Silencieuse mais redoutable, la bactérie Helicobacter pylori colonise l’estomac dès l’enfance et menace, à long terme, des millions de vies. Une étude récente alerte sur son lien direct avec le cancer gastrique, pourtant largement évitable grâce à un dépistage précoce et un traitement simple.
Présente chez près d’un tiers des Français, la bactérie Helicobacter pylori s’installe discrètement, souvent dès la petite enfance, et peut provoquer des dégâts majeurs si elle n’est pas traitée. Selon la Haute Autorité de santé (HAS), la contamination s’opère principalement par la salive, « durant les cinq premières années de vie ». Une fois installée dans l’estomac, elle peut provoquer une inflammation chronique de la muqueuse gastrique.
Cette inflammation peut évoluer vers des ulcères, voire un cancer. La dangerosité de la bactérie tient justement à sa capacité à rester asymptomatique pendant des années. Et pourtant, 90 % des cancers de l’estomac lui sont liés, même si seule une minorité des porteurs – environ 1 % – développera effectivement la maladie, en fonction de facteurs génétiques, alimentaires ou environnementaux.
Une bombe à retardement sanitaire mondiale
Une étude publiée le 7 juillet dans la revue Nature Medicine estime que 15,6 millions de personnes nées entre 2008 et 2017 pourraient développer un cancer gastrique au cours de leur vie à cause de cette infection. Les chiffres sont saisissants, surtout en Asie, qui concentrerait à elle seule deux tiers des futurs cas, devant les Amériques et l’Afrique.
En Europe, près de 900 800 cas seraient à prévoir dans cette même cohorte, un nombre inquiétant qui pose la question de la prévention et des politiques publiques. Le Dr Jin Young Park, co-auteur de l’étude, insiste sur l’urgence : « Les autorités sanitaires doivent faire de la prévention du cancer gastrique une priorité, et mettre en place des programmes de dépistage et de traitement de Helicobacter pylori. »

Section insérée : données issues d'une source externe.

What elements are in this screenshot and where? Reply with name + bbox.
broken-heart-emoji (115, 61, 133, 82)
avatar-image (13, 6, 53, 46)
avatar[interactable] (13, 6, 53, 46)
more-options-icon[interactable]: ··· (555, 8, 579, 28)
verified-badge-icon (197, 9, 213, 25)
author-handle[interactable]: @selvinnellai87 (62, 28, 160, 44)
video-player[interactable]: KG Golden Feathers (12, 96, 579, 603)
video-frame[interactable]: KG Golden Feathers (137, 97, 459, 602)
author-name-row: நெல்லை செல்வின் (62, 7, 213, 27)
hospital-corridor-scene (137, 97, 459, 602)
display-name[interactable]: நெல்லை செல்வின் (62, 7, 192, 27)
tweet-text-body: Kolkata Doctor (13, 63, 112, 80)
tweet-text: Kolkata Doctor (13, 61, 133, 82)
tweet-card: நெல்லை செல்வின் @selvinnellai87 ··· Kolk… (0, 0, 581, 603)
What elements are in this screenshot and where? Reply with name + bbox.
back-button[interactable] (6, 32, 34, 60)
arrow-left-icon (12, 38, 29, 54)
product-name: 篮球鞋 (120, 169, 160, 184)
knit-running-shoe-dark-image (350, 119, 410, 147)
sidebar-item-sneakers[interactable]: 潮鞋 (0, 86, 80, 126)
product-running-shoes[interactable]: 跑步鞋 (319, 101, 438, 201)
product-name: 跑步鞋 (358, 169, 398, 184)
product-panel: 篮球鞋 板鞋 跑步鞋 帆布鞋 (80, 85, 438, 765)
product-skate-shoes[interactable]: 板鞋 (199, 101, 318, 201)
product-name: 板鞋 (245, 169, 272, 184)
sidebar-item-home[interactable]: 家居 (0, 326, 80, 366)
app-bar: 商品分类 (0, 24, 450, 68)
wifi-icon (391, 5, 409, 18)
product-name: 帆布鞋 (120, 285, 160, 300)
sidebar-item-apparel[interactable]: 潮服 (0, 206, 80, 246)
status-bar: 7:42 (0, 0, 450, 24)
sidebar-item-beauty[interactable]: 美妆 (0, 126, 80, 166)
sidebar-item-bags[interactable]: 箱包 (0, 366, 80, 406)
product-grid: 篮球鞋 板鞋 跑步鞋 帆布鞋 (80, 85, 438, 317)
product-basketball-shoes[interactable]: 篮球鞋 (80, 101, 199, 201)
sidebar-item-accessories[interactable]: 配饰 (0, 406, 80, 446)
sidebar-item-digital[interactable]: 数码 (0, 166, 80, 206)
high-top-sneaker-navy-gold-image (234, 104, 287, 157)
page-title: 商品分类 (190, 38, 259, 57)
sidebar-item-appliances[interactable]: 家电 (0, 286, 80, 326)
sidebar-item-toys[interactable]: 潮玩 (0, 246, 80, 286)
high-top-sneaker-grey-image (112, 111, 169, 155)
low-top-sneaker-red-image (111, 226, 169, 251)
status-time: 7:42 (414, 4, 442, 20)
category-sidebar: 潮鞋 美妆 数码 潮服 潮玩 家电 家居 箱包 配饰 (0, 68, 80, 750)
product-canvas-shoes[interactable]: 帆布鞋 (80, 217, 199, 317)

Un dépistage encore trop marginal, sauf en Asie
Alors que le Japon a mis en place une stratégie de dépistage ciblée dès l’âge de 40 ans, la France n’envisage toujours aucun programme systématique. Pourtant, le traitement est accessible : une combinaison d’antibiotiques et d’un inhibiteur de pompe à protons, prise sur une durée de deux semaines environ, permet d’éliminer la bactérie dans 80 à 90 % des cas.
Le coût de l’inaction pourrait s’avérer bien plus élevé que celui d’une campagne de prévention. Car dépister la bactérie permettrait d’éviter jusqu’à trois quarts des cancers gastriques à venir, selon les auteurs de l’étude. Or, en France, aucune stratégie nationale n’existe pour identifier les porteurs asymptomatiques, en particulier chez les enfants ou les jeunes adultes.
Une urgence de santé publique à ne plus ignorer
La prévalence importante de Helicobacter pylori, combinée à sa dangerosité et à la simplicité de son traitement, en fait une cible idéale pour une politique de santé publique proactive. L’inaction actuelle expose des millions de personnes à un risque évitable, avec à la clé des souffrances humaines et des coûts hospitaliers importants.
Le vieillissement des porteurs non traités transformera cette menace silencieuse en véritable bombe à retardement. Des campagnes ciblées, notamment dans les régions ou les milieux sociaux à risque, pourraient changer la donne.
Prévenir pour sauver des millions de vies
Face à l’ampleur du danger, le dépistage d’Helicobacter pylori apparaît comme un levier de santé publique incontournable. Accessible, efficace et peu coûteux à l’échelle individuelle, il pourrait éviter des milliers de cas de cancer chaque année. Encore faut-il que les pouvoirs publics prennent la mesure de l’enjeu.
Traiter cette bactérie aujourd’hui, c’est prévenir des cancers demain. Un choix de bon sens, fondé sur des preuves scientifiques solides – et une occasion de transformer radicalement notre rapport à la prévention en matière de santé digestive.